What is VO2 Max and should I have mine tested?

Short Answer: VO2 Max can be used to calculate fitness but isn’t necessary by any means.  Personal records serve the same function.

Long Answer:  VO2 Max is a measure of the maximum rate at which your body can process oxygen.  As your body adapts to exercise, VO2 Max increases.  VO2 Max testing offers an analytic way to track your fitness but is often redundant to personal exercise experience.

What is lactate threshold and should I have mine tested?

Short Answer:  Lactate threshold calculates the rate at which you body can convert oxygen to energy.  It is a more accurate way of calculating fitness than the VO2 Max test.

Long Answer:  When your body uses energy in an oxygen deprived state, it creates lactate.  Scientists can monitor lactate levels in your body to determine the degree of intensity your body can sustain indefinitely via the point at which lactate levels begin to rise.  This test is useful for endurance athletes who need to be concerned about stable performance of long periods of time.

How can I avoid muscle cramps?

Short Answer: There is no definitive research for or against home remedies such as pickle juice and bananas though there is a lot of anecdotal evidence.  There is scientific support for reducing intensity, increasing rest, and progressing in a realistic fashion in stead of over training.

Long Answer:  It is commonly thought that cramps are due to electrolyte imbalances, specifically sodium and potassium, but modern research has been unable to conclude this.  Studies comparing cramp prone athletes against their cramp free counterparts found no significant difference in electrolyte levels or electrolyte consumption.  Though the source is not entirely understood, there are some research backed cures for dealing with cramps.  The best is simply stretching the affected muscle which will cause the muscle fibers to relax.  A 2010 study done at Brigham Young University found that subjects experiencing cramps recovered about 45% faster when they consumed a 1/4 cup of pickle juice following the cramp.  Ultimately, cramps are still a relatively grey area from a scientific standpoint and you may be best off just finding what works for you.

What’s happening when I get a stitch?

Short Answer:  It isn’t your diaphragm, your ligaments, or your lungs.  It’s actually most likely a irritation in the abdominal lining caused by friction due to movement.
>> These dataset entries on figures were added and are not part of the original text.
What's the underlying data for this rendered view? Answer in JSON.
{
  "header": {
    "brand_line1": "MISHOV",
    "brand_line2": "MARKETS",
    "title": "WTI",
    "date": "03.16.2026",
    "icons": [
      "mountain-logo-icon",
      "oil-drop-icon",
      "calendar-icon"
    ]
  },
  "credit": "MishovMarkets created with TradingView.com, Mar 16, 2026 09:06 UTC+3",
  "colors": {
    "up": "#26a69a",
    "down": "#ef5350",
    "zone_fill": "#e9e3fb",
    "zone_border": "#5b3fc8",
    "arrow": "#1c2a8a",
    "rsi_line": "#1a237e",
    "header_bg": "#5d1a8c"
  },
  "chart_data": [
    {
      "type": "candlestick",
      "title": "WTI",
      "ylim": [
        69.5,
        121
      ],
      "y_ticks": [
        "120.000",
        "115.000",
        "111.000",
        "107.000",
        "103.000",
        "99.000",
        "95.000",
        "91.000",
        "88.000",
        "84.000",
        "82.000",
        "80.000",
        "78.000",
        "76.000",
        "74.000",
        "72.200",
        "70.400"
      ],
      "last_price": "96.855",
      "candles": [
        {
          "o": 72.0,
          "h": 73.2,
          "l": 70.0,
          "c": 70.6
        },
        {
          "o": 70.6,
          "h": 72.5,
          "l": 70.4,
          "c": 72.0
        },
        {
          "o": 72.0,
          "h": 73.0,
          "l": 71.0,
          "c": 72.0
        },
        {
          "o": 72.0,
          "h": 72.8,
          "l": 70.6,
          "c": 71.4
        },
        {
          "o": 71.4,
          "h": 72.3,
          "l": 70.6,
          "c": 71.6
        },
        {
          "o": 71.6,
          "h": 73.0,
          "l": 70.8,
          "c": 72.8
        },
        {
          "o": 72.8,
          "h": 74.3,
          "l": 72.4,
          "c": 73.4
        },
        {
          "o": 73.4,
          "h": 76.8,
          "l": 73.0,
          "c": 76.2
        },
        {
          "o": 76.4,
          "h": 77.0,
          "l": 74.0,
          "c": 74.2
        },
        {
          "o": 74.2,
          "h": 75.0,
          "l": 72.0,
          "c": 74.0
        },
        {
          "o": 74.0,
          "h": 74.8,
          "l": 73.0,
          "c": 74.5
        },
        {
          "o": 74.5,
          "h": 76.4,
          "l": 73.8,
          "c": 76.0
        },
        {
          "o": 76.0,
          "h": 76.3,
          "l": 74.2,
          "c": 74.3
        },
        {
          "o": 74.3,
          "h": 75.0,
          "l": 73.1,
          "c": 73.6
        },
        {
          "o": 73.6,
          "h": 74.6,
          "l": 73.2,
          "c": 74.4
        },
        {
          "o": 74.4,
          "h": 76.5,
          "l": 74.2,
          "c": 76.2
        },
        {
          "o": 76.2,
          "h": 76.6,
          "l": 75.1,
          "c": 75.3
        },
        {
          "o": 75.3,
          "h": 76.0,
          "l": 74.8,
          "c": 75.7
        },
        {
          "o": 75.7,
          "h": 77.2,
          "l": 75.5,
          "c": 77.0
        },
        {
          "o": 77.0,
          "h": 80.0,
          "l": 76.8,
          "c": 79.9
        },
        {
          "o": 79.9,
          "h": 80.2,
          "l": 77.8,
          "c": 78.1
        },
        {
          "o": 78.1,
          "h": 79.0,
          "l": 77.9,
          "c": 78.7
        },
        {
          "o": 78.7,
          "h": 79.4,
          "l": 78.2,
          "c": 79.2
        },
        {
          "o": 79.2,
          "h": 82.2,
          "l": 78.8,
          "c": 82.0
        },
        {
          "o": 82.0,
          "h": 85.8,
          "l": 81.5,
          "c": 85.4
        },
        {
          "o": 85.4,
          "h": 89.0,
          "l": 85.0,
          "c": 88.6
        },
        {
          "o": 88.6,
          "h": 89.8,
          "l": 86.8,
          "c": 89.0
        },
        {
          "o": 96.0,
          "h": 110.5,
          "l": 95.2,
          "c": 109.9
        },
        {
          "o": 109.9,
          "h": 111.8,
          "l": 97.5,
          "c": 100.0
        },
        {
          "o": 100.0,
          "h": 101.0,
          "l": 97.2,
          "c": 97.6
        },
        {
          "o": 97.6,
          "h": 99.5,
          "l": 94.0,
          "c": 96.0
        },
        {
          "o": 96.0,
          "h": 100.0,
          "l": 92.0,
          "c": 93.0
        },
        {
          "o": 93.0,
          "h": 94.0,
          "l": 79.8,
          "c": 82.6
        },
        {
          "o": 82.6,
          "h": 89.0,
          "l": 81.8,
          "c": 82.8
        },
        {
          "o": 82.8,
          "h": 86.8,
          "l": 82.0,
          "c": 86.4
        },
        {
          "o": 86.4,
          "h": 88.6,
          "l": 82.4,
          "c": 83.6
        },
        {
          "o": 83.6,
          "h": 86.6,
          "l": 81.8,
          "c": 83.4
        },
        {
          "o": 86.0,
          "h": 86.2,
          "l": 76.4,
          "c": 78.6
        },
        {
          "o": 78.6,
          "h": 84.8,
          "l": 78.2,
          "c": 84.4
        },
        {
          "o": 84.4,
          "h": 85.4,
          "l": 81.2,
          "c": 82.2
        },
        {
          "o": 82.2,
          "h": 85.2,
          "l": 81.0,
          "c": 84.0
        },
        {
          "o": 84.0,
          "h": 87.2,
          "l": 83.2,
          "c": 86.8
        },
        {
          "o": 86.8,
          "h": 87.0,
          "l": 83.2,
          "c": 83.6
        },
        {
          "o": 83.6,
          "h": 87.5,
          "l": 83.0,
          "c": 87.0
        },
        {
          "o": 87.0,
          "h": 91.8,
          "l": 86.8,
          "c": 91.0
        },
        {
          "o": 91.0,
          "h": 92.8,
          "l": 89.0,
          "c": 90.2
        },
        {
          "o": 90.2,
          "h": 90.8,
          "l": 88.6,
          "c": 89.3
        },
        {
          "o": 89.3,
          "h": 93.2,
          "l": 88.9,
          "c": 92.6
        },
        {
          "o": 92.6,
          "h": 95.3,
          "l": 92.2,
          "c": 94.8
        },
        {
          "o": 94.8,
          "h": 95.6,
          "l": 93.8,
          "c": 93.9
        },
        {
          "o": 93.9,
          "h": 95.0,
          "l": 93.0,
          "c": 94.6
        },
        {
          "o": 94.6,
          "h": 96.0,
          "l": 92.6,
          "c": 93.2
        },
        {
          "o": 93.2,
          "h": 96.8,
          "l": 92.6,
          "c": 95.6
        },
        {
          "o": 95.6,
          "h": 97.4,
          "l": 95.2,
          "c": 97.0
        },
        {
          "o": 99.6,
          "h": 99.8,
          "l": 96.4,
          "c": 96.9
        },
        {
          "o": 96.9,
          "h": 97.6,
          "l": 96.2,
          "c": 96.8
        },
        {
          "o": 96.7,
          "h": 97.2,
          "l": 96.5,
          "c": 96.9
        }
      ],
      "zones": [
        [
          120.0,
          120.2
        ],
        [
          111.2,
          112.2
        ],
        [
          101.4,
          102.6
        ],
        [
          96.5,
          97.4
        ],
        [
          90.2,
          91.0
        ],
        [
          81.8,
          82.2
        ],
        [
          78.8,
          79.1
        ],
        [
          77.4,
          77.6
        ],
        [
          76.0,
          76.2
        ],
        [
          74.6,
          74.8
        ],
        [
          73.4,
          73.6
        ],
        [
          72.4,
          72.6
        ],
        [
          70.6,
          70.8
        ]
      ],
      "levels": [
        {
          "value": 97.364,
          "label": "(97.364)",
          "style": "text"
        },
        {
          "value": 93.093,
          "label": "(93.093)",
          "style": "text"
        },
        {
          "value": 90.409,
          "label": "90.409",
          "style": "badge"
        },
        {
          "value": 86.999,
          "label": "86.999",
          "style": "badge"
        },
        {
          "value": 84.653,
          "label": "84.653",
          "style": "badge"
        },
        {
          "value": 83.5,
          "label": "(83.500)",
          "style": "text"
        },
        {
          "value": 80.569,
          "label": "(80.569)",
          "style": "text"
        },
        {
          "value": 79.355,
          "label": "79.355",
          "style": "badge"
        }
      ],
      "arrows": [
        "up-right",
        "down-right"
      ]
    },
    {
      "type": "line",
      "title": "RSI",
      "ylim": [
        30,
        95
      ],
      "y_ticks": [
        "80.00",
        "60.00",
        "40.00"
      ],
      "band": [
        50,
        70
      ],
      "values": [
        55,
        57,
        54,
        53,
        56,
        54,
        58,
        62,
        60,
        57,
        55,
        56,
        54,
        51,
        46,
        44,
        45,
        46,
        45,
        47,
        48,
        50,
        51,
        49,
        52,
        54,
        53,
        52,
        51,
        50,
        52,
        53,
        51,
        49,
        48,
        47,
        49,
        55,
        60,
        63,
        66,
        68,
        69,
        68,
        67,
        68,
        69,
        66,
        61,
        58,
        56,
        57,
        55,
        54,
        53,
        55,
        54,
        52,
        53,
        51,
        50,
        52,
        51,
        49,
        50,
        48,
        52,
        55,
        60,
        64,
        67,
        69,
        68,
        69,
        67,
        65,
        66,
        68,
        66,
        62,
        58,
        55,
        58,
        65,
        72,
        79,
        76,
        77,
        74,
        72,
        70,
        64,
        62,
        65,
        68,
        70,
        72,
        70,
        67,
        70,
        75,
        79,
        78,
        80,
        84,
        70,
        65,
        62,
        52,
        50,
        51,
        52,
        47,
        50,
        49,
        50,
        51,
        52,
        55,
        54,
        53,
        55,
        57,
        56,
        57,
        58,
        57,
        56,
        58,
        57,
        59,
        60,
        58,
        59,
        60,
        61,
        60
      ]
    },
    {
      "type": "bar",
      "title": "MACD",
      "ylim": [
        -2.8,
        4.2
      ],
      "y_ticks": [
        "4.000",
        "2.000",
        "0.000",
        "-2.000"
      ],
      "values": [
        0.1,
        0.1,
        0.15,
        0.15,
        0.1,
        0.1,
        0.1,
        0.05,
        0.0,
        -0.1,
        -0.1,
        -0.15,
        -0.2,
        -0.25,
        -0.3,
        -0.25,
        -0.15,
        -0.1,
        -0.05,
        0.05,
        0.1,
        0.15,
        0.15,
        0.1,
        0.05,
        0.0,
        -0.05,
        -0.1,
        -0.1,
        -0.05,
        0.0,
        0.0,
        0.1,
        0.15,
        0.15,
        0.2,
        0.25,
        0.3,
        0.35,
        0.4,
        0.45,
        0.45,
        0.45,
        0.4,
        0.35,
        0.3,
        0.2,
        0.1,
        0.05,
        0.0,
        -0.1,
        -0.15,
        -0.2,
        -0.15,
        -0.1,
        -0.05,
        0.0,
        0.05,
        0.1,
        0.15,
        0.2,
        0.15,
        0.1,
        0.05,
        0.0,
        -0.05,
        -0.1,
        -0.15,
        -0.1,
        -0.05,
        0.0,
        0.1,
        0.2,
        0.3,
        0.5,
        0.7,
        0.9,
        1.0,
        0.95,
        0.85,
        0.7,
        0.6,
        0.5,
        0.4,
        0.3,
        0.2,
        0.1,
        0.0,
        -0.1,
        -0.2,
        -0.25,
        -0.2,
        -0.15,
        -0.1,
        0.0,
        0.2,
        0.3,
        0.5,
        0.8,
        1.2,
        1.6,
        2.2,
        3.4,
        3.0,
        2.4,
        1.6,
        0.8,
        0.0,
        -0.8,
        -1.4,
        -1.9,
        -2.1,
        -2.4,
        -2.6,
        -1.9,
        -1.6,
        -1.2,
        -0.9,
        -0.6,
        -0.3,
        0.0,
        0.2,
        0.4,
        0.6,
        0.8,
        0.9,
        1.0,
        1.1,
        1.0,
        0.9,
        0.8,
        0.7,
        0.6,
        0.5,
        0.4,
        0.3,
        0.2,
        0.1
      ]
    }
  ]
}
Long Answer:  Researcher aren’t sure about the specific cause of stitch symptoms, but they have ruled out many commonly attributed factors such as diaphragm exhaustion or ligament strain.  Australian researcher Darren Morton found that stitch symptoms could be replicated by applying stimulus to areas of the upper (thoracic) spine which suggests a nerve component.  Another study conducted in 2010 found an association between spine curvature and intensity of stitch symptoms.  Current thoughts are that stitches are caused by irritation in the lining of the abdominal cavity as it rubs against areas such as the rib cage or spine during movement.  Along this line of thought, doctors recommend exercising with an empty stomach and practicing better back posture to reduce factors contributing to this irritation.

At what time of day am I strongest and fastest?

Short Answer:  Around 6 p.m. unless you’re accustomed to training at another time in which case it would be the time you normally exercise at.

Long Answer:  French and Tunisian researchers found that study participants had a maximum power output near 6 p.m. and a low point at 6 a.m.  This maximum output in the evening was about 10% greater than the minimum output in the morning.  Other studies may suggest this has to do with core body temperature as researchers in Guadeloupe (an island just north of South America) found no variation in maximum output in morning or evening.  The researchers in this study suggested the warm environment acted as a passive warm up for the participants.  Despite all this, your body will acclimate to the schedule you put it on.  Morning workouts will increase you body’s functionality in the morning.